Step 4: Format Hadoop Namenode
17. Once hadoop single node cluster has been setup it’s time to initialize HDFS file system by formatting the /opt/volume/namenode storage directory with the following command:
$ hdfs namenode -format
Step 5: Start and Test Hadoop Cluster
18. The Hadoop commands are located in
$HADOOP_HOME/sbin directory. In order to start Hadoop services run the below commands on your console:
$ start-dfs.sh $ start-yarn.sh
Check the services status with the following command.
Alternatively, you can view a list of all open sockets for Apache Hadoop on your system using the ss command.
$ ss -tul $ ss -tuln # Numerical output
19. To test hadoop file system cluster create a random directory in the HDFS file system and copy a file from local file system to HDFS storage (insert data to HDFS).
$ hdfs dfs -mkdir /my_storage $ hdfs dfs -put LICENSE.txt /my_storage
To view a file content or list a directory inside HDFS file system issue the below commands:
$ hdfs dfs -cat /my_storage/LICENSE.txt $ hdfs dfs -ls /my_storage/
To retrieve data from HDFS to our local file system use the below command:
$ hdfs dfs -get /my_storage/ ./
Get the full list of HDFS command options by issuing:
$ hdfs dfs -help
Step 6: Browse Hadoop Services
20. In order to access Hadoop services from a remote browser visit the following links (replace the IP Address of FQDN accordingly).
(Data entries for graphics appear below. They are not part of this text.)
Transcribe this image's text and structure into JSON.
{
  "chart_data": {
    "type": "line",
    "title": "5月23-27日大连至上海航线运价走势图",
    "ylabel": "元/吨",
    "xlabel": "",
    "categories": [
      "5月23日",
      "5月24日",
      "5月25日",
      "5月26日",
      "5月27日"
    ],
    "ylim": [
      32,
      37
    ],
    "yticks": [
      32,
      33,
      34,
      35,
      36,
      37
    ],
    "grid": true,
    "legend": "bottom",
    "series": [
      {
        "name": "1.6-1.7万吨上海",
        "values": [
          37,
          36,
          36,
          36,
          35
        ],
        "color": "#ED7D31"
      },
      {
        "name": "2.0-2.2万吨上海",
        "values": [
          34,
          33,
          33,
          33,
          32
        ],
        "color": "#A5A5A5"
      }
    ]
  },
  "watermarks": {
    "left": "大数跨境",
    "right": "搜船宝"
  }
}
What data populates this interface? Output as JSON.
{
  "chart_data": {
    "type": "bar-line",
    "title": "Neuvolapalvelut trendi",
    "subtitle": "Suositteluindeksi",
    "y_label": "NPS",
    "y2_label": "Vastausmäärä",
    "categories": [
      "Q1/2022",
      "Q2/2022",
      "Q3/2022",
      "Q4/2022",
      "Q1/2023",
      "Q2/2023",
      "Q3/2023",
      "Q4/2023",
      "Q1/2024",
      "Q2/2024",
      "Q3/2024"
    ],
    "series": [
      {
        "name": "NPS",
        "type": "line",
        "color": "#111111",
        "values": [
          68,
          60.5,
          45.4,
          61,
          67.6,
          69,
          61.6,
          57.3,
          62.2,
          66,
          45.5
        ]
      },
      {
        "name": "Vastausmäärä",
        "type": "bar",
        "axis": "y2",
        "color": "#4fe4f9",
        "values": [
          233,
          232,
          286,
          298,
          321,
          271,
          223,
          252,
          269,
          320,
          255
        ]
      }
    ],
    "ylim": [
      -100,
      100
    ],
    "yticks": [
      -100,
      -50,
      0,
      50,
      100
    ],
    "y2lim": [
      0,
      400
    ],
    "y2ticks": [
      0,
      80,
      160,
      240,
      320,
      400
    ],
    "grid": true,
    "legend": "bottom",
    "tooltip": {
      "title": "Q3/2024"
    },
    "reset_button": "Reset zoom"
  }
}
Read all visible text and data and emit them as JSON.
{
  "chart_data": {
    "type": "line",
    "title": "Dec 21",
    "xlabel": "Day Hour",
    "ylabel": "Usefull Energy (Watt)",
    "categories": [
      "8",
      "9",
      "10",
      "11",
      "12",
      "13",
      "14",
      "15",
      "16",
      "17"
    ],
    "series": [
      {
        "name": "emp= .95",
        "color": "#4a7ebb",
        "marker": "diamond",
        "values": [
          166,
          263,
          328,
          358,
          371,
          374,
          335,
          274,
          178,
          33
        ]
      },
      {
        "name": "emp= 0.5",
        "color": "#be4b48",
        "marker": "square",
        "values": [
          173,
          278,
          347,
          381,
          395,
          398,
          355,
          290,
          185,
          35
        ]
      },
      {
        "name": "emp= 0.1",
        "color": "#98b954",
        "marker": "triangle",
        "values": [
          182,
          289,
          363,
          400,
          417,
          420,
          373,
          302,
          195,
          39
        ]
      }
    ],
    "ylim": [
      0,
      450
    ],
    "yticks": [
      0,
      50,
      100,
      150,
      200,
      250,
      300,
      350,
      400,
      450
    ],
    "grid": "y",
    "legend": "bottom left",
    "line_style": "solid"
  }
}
Also, make sure the below ports are open on your system firewall.
For Hadoop Overview of NameNode service.
For Hadoop file system browsing (Directory Browse).
For Cluster and Apps Information (ResourceManager).
For NodeManager Information.
Step 7: Manage Hadoop Services
21. To stop all hadoop instances run the below commands:
$ stop-yarn.sh $ stop-dfs.sh
22. In order to enable Hadoop daemons system-wide, login with root user, open
/etc/rc.local file for editing and add the below lines:
$ su - root # vi /etc/rc.local
Add these excerpt to rc.local file.
su - hadoop -c "/opt/hadoop/sbin/start-dfs.sh" su - hadoop -c "/opt/hadoop/sbin/start-yarn.sh" exit 0
Then, add executable permissions for
rc.local file and enable, start and check service status by issuing the below commands:
$ chmod +x /etc/rc.d/rc.local $ systemctl enable rc-local $ systemctl start rc-local $ systemctl status rc-local
That’s it! Next time you reboot your machine the Hadoop services will be automatically started for you! All you need to do is to fire-up a Hadoop compatible application and you’re ready to go!